Athos is a lesser-known deity with a story largely lost to the sands of time. He is a primordial demi-god, personifying Mount Athos in Greece. This god doesn’t often appear in Greek mythology. In fact, the one surviving story is a source of confusion among scholars due to contradictions in his origins and identity.
Despite the confusion, Athos’ existence is very important to Greek mythology at large. Like many gods and goddesses of his era, Athos represented something natural. His existence explained the fundamentals of nature, making it easier for early humans to understand the world around them.
The Origins of Athos
According to “Theogony” by Hesiod, the universe was nothing but an empty void before Gaia came to be. The state of existence was known as Chaos, and it lacked life or any structure. Gaia sprung forth from Chaos to create the world. She’s the personification of the Earth, and every piece of Greek mythology that follows is a result of her arrival. Many consider Gaia to be the ultimate mother figure. Even in other cultures, she’s often referred to as “Mother Nature” or “Mother Gaia.”
Gaia would eventually create the first generation of Titans. They’d kick off the Succession Myth, paving the way for the Twelve Olympians to rise to the throne. But before all of that, Gaia gave birth to the Ourea.
Athos is the god of Mount Athos in Thrace. It’s considered a “Holy Mountain” to the modern Autonomous Monastic State. But even in antiquity, Mount Athos was an important place. Many writers mention it in their works. The most notable examples come from Homer, Hesiod, Herodotus, Strabo, and more.

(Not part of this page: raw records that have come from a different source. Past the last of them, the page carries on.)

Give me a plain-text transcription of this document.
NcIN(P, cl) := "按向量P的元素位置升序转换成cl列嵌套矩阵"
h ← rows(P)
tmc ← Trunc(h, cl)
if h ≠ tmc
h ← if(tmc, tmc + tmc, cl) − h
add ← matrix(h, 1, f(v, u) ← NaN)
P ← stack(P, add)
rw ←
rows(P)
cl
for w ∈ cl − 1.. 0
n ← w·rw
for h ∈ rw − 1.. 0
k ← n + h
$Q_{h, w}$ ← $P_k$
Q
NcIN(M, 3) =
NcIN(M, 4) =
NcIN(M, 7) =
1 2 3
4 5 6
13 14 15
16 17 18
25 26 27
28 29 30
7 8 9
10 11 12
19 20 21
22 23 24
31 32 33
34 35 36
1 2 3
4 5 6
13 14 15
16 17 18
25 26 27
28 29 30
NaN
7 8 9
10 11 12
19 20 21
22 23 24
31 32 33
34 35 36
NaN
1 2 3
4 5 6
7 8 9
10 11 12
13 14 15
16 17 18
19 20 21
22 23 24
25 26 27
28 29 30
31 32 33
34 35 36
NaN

The Ourea rarely appear in their demi-god form. In the few artistic depictions that exist, they’re usually older men who live on their respective mountains. The Ourea don’t interact much with other figures except for a few instances. They’re background characters who occasionally offer the counsel of judgment over events that occur in their domain.
Athos the Gigante
Some accounts say that Athos was a Gigante. The Gigante were a race of beings with super strength and noticeable aggression. The jury is still out when it comes to size. While they’re often referred to as “The Giants,” not all versions of their tale say that they are considerably large.
Theoretically, Athos could be a Gigante. The Gigante came from Gaia like the Ourea and existed before the Titans and Olympians.
However, the issue comes in the formation of Mount Athos. Most records of Greek mythology say that the Ourea were personifications of their mountains. For Athos to be a Gigante would throw the entire concept of the Ourea out the window.
Regardless, the tale of Athos as a Gigante is a fascinating one. There are several versions of events.
The first is that Athos created Mount Athos during the Gigantomachy. This was a battle with the Olympians after they rose to power in the aftermath of the Titanomachy. The Olympians fought against the Gigantes, who used their brute strength to put up a formidable fight.
The legend says that Athos hurled a massive rock at Poseidon, the god of the sea. He missed, but the rock fell into the Aegean sea to create Mount Athos.
It’s not clear how Athos fell. But the Gigantes fell when Heracles entered the fight. No matter how he died, some versions of this story say that Poseidon punished Athos by burying him beneath the very mountain he created!
Another iteration of the Athos tale says that the Gigante fought against Zeus instead of Poseidon. Here, Athos tried to storm the heavens! He didn’t make it very far, as Zeus quickly intervened before he could progress into the immortals’ domain. The king of the gods blocked his entrance. However, Athos again used his strength to fling a mountain in Zeus’ direction.
The actions of the Gigante were futile, and Zeus made the mountain fall off the coast of Macedonia. It landed to create Mount Athos.
Athos didn’t reappear in Greek mythology in his demi-god form or Gigante form. However, Mount Athos served as the background for many stories.
Homer talks about the mountain in the “Iliad.” Herodotus brings up the mountain, too. In his story, the Persian commander Mardonius lost about 20,000 men and 300 ships as he guided his forces around the coast of Mount Athos. Strong north winds devastated his fleet.
Later, the mountain became the source of many legends. After the death of Alexander the Great, his architect, Dinocrates, wanted to carve the mountain to look like his fallen leader. Thankfully, he abandoned that idea.
Eventually, the mountain became shrouded in mystery due to inaccurate historical accounts. Many rumors swirled, with Pliny the Elder famously stating that inhabitants of the mountain could live for 400 years because they ate the skin of vipers.
All the while, Athos remained silent and unseen.
Athos is a mountain demi-god.
He rules over Mount Athos in Thrace. It stands approximately 2,033 meters tall.
Athos is one of the ten Ourea.
Some accounts say that Athos is also a Gigante.
He is the son of Gaia.
As a Gigante, Athos reportedly fought with Poseidon or Zeus.